耳介枝(後頭動脈の) Ramus auricularis arteriae occipitalis
解剖学的位置と特徴
- 外頸動脈の分枝である後頭動脈から分岐する主要な動脈枝である (Standring, 2020)。
- 後頭動脈の上行経路の中で、胸鎖乳突筋の深層を斜走する (Drake et al., 2019)。
- 乳様突起の後方に位置し、耳介軟骨の下部で表層化する。
- 直径は約0.5〜1.0mmであり、比較的細い血管である (Tubbs et al., 2018)。
機能と分布
- 耳介後面および側頭部後下方領域への血液供給を担う (Moore et al., 2022)。

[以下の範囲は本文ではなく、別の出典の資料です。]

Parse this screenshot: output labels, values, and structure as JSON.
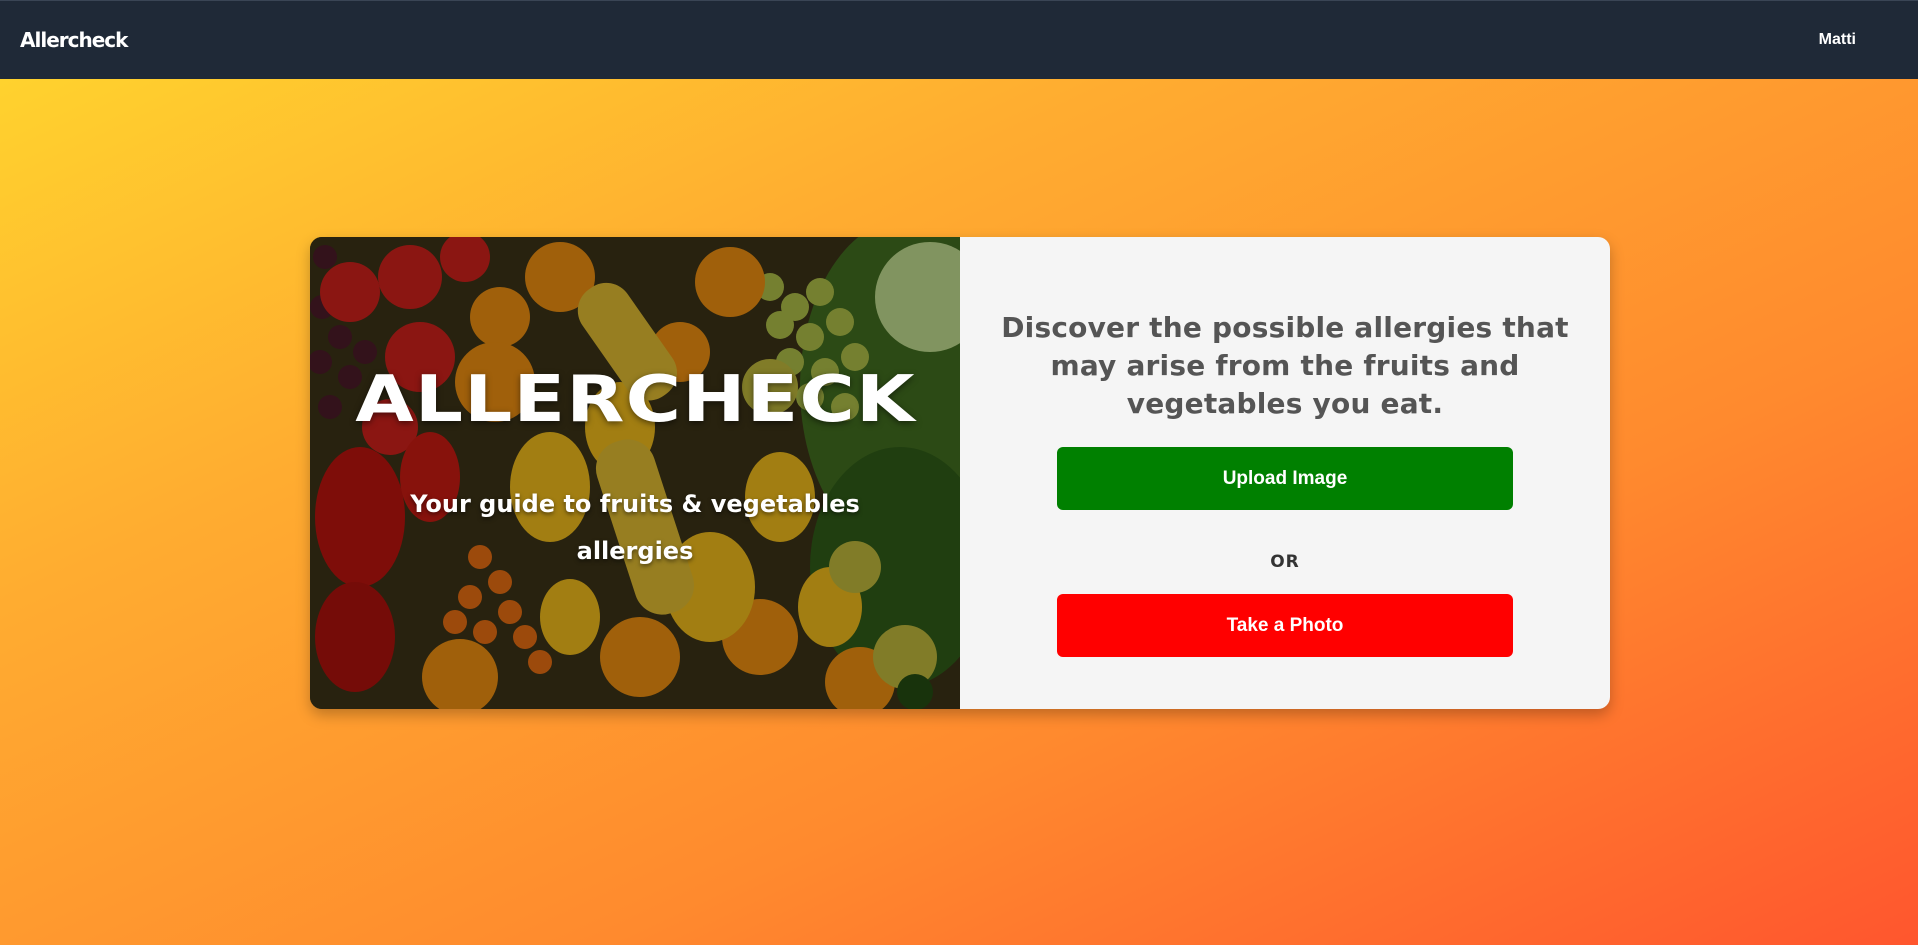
{
  "navbar": {
    "brand": "Allercheck",
    "user": "Matti"
  },
  "hero": {
    "title": "ALLERCHECK",
    "subtitle": "Your guide to fruits & vegetables allergies"
  },
  "panel": {
    "headline": "Discover the possible allergies that may arise from the fruits and vegetables you eat.",
    "upload_label": "Upload Image",
    "or_label": "OR",
    "photo_label": "Take a Photo"
  },
  "colors": {
    "navbar_bg": "#1f2937",
    "upload_button": "#008000",
    "photo_button": "#ff0000",
    "panel_bg": "#f5f5f5",
    "gradient": [
      "#ffd22e",
      "#ffac30",
      "#ff8a2e",
      "#ff562e"
    ]
  }
}
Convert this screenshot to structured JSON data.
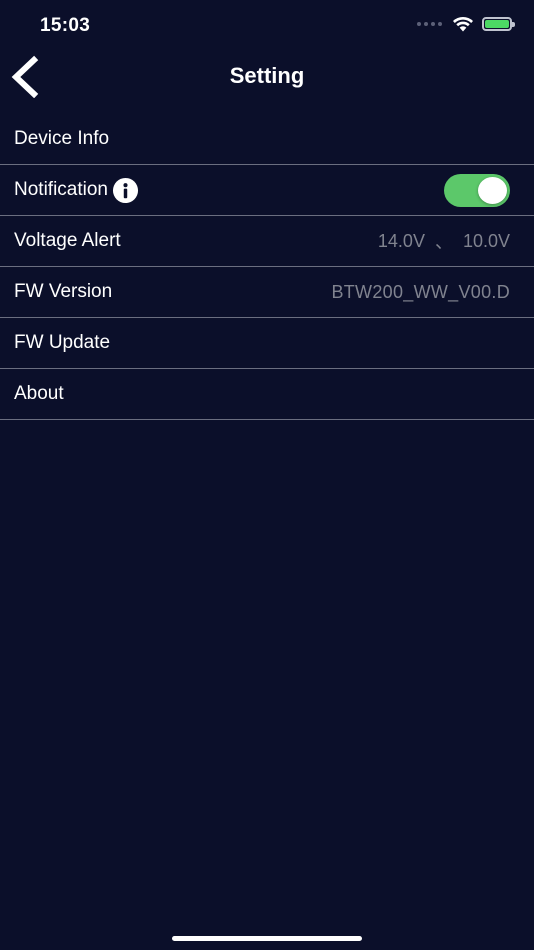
{
  "status_bar": {
    "time": "15:03",
    "icons": [
      "signal-dots-icon",
      "wifi-icon",
      "battery-icon"
    ],
    "battery_color": "#4cd964"
  },
  "nav": {
    "title": "Setting",
    "back_icon": "chevron-left-icon"
  },
  "settings": {
    "device_info": {
      "label": "Device Info"
    },
    "notification": {
      "label": "Notification",
      "info_icon": "info-icon",
      "toggle_on": true,
      "toggle_color": "#5cc86a"
    },
    "voltage_alert": {
      "label": "Voltage Alert",
      "high": "14.0V",
      "separator": "、",
      "low": "10.0V"
    },
    "fw_version": {
      "label": "FW Version",
      "value": "BTW200_WW_V00.D"
    },
    "fw_update": {
      "label": "FW Update"
    },
    "about": {
      "label": "About"
    }
  },
  "colors": {
    "background": "#0b0f2a",
    "divider": "#6b6e80",
    "secondary_text": "#80838f"
  }
}
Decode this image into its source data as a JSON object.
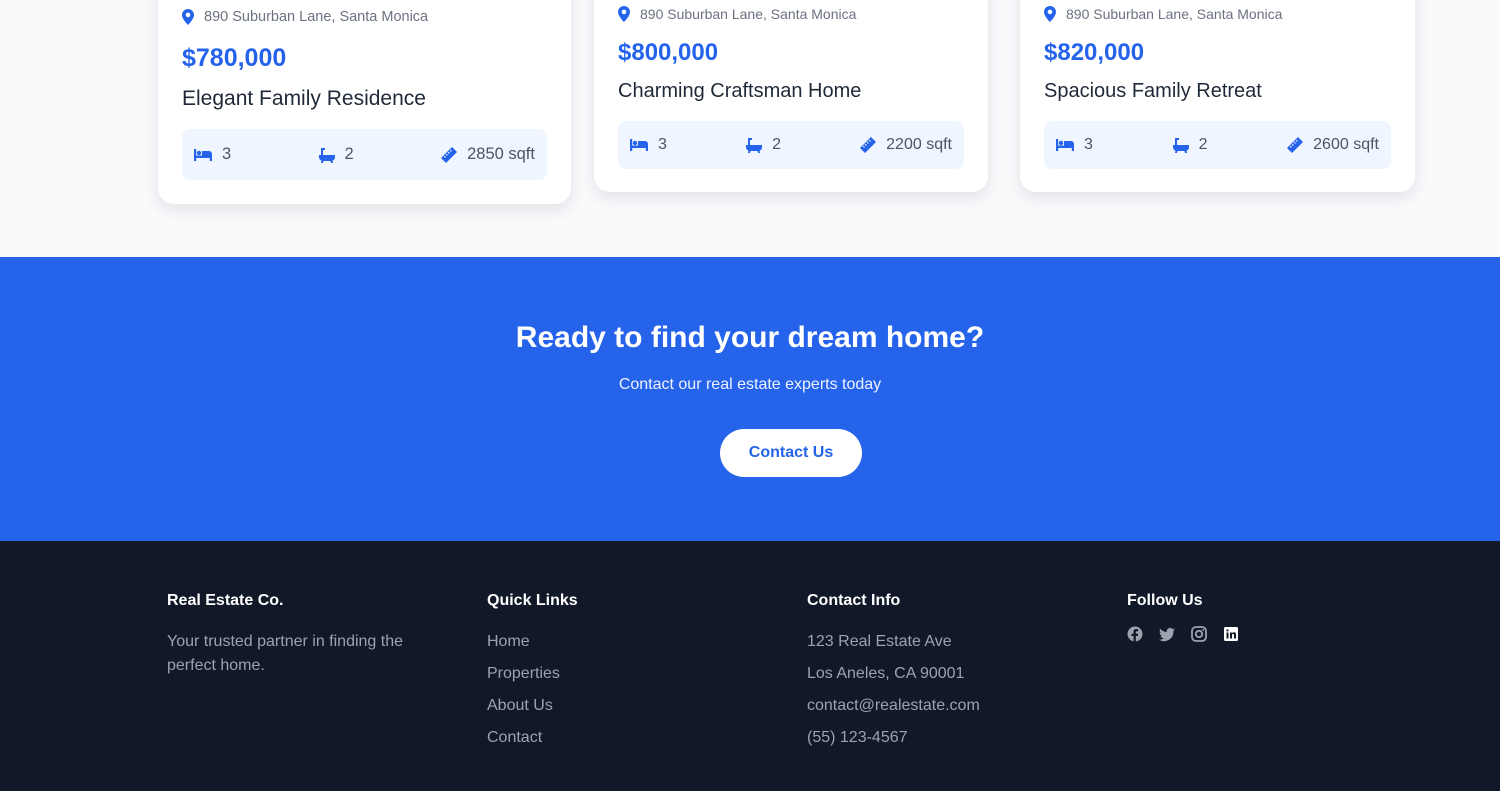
{
  "colors": {
    "accent": "#2563eb",
    "footer_bg": "#111827",
    "page_bg": "#f8fafc",
    "stats_bg": "#eff6ff"
  },
  "listings": [
    {
      "address": "890 Suburban Lane, Santa Monica",
      "price": "$780,000",
      "title": "Elegant Family Residence",
      "beds": "3",
      "baths": "2",
      "area": "2850 sqft"
    },
    {
      "address": "890 Suburban Lane, Santa Monica",
      "price": "$800,000",
      "title": "Charming Craftsman Home",
      "beds": "3",
      "baths": "2",
      "area": "2200 sqft"
    },
    {
      "address": "890 Suburban Lane, Santa Monica",
      "price": "$820,000",
      "title": "Spacious Family Retreat",
      "beds": "3",
      "baths": "2",
      "area": "2600 sqft"
    }
  ],
  "icons": {
    "address": "map-pin-icon",
    "beds": "bed-icon",
    "baths": "bath-icon",
    "area": "ruler-icon"
  },
  "cta": {
    "title": "Ready to find your dream home?",
    "subtitle": "Contact our real estate experts today",
    "button": "Contact Us"
  },
  "footer": {
    "brand": {
      "title": "Real Estate Co.",
      "tagline": "Your trusted partner in finding the perfect home."
    },
    "quick_links": {
      "title": "Quick Links",
      "items": [
        "Home",
        "Properties",
        "About Us",
        "Contact"
      ]
    },
    "contact": {
      "title": "Contact Info",
      "items": [
        "123 Real Estate Ave",
        "Los Aneles, CA 90001",
        "contact@realestate.com",
        "(55) 123-4567"
      ]
    },
    "follow": {
      "title": "Follow Us",
      "icons": [
        "facebook-icon",
        "twitter-icon",
        "instagram-icon",
        "linkedin-icon"
      ]
    }
  }
}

- 耳介後部の皮膚、結合組織、および軟骨膜に分布する。
- 側頭骨乳様部周囲の骨膜にも細枝を送る (Netter, 2019)。
血管吻合
- 後耳介動脈(外頸動脈の直接分枝)と豊富な吻合を形成する (Standring, 2020)。
- 浅側頭動脈の耳介枝とも吻合し、耳介周囲の側副循環を構成する (Drake et al., 2019)。
臨床的意義
- 頭頸部外科手術の際に考慮すべき重要な血管である (Vianna et al., 2021)。
- 耳介後方切開時の出血源となり得るため、注意が必要である。
- 後頭部・耳介後方の血管腫や動静脈奇形の栄養血管となることがある (Kenan et al., 2018)。
- 片頭痛や群発頭痛などの頭痛疾患の治療として、後頭神経ブロック施行時に考慮すべき血管である (Dodick et al., 2019)。
発生学
- 第二鰓弓動脈の遺残物から発生する (Larsen et al., 2021)。